À Lomé, la justice togolaise s’éveille à une conscience nouvelle : celle de l’écoute et de l’humanité face aux victimes de violences basées sur le genre. Une mutation silencieuse, mais profonde, est à l’œuvre dans les tribunaux du pays.
Magistrats, greffiers et officiers de police judiciaire ont récemment entamé une formation intensive sur la prise en charge judiciaire, psychologique et médicale des victimes de violences sexistes. Organisée par le ministère de la Justice, avec l’appui du Programme des Nations Unies pour le développement (PNUD), cette initiative s’inscrit dans une politique publique ambitieuse visant à ancrer l’égalité de genre au cœur du système judiciaire togolais.
Une justice qui apprend à écouter
Longtemps, les victimes de violences conjugales, sexuelles ou psychologiques ont affronté un double traumatisme : celui de l’agression, puis celui du silence ou de l’incompréhension institutionnelle. Cette formation vient donc répondre à un impératif nouveau — replacer la victime au centre de la démarche judiciaire.
« La justice ne se limite plus à juger, elle doit aussi comprendre », confie un magistrat participant à la session. L’objectif est clair : permettre aux professionnels du droit d’acquérir une sensibilité accrue à la complexité des parcours de victimes, souvent marqués par la peur, la honte et la défiance envers les institutions.
Un engagement qui dépasse les frontières
En Afrique de l’Ouest, rares sont les États à avoir entrepris une réforme aussi structurée du traitement judiciaire des violences de genre.
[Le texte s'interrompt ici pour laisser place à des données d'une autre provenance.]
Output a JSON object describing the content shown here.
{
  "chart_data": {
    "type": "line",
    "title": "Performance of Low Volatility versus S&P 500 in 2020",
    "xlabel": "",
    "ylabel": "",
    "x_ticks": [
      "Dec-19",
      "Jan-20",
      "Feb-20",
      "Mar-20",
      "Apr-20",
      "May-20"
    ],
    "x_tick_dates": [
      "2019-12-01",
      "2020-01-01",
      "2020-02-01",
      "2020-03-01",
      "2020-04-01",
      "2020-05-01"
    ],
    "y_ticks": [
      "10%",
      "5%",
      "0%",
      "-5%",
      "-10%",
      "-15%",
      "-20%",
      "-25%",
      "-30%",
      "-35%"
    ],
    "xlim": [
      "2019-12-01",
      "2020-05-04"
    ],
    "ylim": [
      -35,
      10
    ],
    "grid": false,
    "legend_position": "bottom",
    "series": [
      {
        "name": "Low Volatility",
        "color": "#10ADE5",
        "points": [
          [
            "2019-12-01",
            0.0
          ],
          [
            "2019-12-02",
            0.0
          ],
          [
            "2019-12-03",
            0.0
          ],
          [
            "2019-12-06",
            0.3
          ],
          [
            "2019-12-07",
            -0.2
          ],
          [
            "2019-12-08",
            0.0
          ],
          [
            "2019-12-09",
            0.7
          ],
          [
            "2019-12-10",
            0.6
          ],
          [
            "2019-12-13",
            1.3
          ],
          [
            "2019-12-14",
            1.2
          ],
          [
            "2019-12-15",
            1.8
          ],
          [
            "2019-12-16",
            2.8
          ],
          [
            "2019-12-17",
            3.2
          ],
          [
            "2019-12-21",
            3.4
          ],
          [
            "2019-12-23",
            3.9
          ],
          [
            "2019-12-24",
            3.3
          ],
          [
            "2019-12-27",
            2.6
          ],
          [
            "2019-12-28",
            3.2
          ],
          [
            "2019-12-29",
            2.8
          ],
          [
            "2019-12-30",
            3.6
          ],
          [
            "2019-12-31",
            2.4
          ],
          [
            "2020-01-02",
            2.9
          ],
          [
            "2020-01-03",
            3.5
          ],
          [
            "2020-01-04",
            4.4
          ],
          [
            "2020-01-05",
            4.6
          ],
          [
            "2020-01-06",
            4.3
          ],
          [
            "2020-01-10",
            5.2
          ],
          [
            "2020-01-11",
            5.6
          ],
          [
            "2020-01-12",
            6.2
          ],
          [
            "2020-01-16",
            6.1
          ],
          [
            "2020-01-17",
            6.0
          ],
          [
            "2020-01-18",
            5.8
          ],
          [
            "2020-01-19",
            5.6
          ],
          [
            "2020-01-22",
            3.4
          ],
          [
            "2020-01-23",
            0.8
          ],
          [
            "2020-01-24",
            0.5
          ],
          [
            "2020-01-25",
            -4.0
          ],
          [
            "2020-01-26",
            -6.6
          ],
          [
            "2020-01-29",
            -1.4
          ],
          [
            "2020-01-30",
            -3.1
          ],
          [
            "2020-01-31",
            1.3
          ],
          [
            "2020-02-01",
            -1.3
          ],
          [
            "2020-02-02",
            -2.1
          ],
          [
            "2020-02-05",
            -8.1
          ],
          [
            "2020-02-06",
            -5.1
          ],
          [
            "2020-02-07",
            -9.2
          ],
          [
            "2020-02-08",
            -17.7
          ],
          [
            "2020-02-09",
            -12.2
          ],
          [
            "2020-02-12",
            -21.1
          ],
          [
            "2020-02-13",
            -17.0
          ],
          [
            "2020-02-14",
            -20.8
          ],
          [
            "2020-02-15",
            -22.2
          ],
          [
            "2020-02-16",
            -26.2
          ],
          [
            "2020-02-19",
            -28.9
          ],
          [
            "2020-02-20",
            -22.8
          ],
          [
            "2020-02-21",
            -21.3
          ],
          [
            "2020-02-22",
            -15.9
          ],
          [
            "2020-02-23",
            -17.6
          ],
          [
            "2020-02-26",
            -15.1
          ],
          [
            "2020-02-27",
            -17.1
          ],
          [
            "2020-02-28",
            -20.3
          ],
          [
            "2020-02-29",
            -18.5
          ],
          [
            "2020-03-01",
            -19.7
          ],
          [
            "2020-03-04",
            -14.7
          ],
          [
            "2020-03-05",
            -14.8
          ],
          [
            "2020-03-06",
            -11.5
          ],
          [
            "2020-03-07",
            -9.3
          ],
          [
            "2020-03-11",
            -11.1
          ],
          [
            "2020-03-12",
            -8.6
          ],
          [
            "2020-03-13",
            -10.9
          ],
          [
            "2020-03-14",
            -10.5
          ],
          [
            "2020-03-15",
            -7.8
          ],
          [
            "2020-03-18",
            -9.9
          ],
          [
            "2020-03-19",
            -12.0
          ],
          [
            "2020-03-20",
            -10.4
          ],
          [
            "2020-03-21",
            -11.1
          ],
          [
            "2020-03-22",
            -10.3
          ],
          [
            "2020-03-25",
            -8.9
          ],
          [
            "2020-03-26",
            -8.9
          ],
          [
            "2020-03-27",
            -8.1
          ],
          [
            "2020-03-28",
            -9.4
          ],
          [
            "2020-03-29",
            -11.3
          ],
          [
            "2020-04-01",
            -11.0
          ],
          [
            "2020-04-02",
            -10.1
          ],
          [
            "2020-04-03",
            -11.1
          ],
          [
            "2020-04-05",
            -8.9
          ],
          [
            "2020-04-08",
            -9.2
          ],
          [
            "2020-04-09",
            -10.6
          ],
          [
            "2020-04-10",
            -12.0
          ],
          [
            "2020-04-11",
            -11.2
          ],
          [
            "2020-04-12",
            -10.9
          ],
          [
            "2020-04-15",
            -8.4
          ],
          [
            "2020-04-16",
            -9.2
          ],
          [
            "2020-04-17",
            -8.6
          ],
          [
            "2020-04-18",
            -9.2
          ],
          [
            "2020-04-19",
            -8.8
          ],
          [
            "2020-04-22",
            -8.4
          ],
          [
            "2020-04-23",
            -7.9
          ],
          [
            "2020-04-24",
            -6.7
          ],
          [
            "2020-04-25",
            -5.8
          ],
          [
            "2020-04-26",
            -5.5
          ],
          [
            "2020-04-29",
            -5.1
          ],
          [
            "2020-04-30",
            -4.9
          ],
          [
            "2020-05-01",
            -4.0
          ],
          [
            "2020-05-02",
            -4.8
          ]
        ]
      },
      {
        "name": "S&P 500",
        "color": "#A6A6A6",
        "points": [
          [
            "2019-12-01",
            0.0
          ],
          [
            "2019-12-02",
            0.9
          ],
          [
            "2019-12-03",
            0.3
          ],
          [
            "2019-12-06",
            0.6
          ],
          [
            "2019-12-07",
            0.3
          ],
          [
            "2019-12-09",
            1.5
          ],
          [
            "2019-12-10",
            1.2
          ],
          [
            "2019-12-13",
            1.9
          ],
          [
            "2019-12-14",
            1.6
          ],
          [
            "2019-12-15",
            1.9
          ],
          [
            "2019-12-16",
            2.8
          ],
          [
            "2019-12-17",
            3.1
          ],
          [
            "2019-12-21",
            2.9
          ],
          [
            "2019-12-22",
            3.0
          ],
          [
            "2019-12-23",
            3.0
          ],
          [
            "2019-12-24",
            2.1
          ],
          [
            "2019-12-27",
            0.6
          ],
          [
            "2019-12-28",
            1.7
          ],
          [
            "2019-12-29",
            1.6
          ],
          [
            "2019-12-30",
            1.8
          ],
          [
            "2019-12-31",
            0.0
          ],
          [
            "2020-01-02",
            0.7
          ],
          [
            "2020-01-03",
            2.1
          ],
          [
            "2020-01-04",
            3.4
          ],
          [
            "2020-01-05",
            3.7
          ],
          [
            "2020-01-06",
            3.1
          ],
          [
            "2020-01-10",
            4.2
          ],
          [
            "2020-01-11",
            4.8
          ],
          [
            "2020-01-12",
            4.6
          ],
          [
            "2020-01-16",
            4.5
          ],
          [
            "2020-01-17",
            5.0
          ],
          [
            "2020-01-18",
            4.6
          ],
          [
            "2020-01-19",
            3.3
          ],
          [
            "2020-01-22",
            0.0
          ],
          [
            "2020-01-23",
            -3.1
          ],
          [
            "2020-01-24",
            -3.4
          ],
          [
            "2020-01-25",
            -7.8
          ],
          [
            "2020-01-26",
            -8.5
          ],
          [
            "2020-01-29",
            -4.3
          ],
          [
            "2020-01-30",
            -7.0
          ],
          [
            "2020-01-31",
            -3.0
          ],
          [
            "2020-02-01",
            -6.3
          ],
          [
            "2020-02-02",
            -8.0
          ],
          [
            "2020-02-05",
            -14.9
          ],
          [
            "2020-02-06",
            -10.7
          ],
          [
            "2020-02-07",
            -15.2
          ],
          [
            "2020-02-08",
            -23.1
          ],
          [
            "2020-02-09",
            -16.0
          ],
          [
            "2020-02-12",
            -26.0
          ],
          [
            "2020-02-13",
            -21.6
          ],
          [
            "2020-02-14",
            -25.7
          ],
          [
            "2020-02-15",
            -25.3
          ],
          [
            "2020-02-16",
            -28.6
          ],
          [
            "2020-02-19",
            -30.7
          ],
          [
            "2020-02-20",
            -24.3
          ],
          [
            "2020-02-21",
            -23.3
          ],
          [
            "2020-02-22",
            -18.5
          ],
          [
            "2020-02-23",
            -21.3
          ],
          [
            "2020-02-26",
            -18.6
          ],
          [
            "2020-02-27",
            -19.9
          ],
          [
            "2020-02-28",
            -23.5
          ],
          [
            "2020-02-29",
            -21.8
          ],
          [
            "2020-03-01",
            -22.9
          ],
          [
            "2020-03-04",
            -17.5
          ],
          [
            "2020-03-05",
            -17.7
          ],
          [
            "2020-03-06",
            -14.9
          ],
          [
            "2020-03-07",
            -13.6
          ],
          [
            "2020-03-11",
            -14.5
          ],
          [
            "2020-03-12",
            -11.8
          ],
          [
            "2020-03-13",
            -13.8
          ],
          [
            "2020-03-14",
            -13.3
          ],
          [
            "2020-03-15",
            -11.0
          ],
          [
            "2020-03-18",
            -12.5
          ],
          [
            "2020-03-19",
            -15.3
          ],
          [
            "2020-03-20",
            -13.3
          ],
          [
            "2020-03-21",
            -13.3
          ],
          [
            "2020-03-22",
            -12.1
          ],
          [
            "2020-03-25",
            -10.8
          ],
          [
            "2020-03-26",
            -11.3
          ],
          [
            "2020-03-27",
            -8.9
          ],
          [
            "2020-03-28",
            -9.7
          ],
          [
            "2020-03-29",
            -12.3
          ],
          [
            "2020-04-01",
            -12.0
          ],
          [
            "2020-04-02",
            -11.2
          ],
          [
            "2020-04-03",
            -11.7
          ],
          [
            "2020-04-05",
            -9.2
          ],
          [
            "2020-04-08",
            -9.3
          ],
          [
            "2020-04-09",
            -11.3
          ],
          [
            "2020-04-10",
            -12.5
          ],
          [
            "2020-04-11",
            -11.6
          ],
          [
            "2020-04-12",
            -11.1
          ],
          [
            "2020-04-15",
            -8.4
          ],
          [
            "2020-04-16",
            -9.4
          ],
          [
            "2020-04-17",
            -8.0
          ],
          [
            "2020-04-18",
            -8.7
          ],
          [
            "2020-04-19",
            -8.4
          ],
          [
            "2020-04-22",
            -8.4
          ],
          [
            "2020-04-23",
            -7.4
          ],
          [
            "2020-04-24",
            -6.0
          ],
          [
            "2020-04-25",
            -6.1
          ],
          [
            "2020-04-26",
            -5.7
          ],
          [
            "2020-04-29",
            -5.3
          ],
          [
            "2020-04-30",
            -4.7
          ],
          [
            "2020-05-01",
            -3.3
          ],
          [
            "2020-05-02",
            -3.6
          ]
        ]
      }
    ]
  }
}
Si le Sénégal a récemment renforcé son arsenal législatif et que le Bénin a ouvert des centres d’écoute dans plusieurs villes, le Togo, lui, mise sur la formation continue des acteurs de la chaîne pénale.
Cette stratégie, soutenue par des partenaires internationaux, fait du pays un laboratoire de bonnes pratiques régionales. À travers la standardisation des procédures, la collecte de données sensibles au genre et la coordination entre police, parquet et hôpitaux, le Togo trace une voie singulière : celle d’une justice réparatrice et inclusive.
La promesse d’un changement durable
Au-delà de la technique, c’est un changement de culture judiciaire qui s’amorce. Les juges apprennent désormais à conjuguer rigueur et empathie, droit et dignité humaine. Le ministère de la Justice entend poursuivre cette dynamique en intégrant la thématique du genre dans tous les cursus de formation initiale et continue.
Si le chemin reste long — entre tabous persistants, manque de ressources et inégalités structurelles —, le mouvement est enclenché. Dans les salles d’audience, à Lomé comme en région, une autre justice se dessine : plus humaine, plus lucide, et surtout plus proche de celles et ceux qu’elle doit protéger.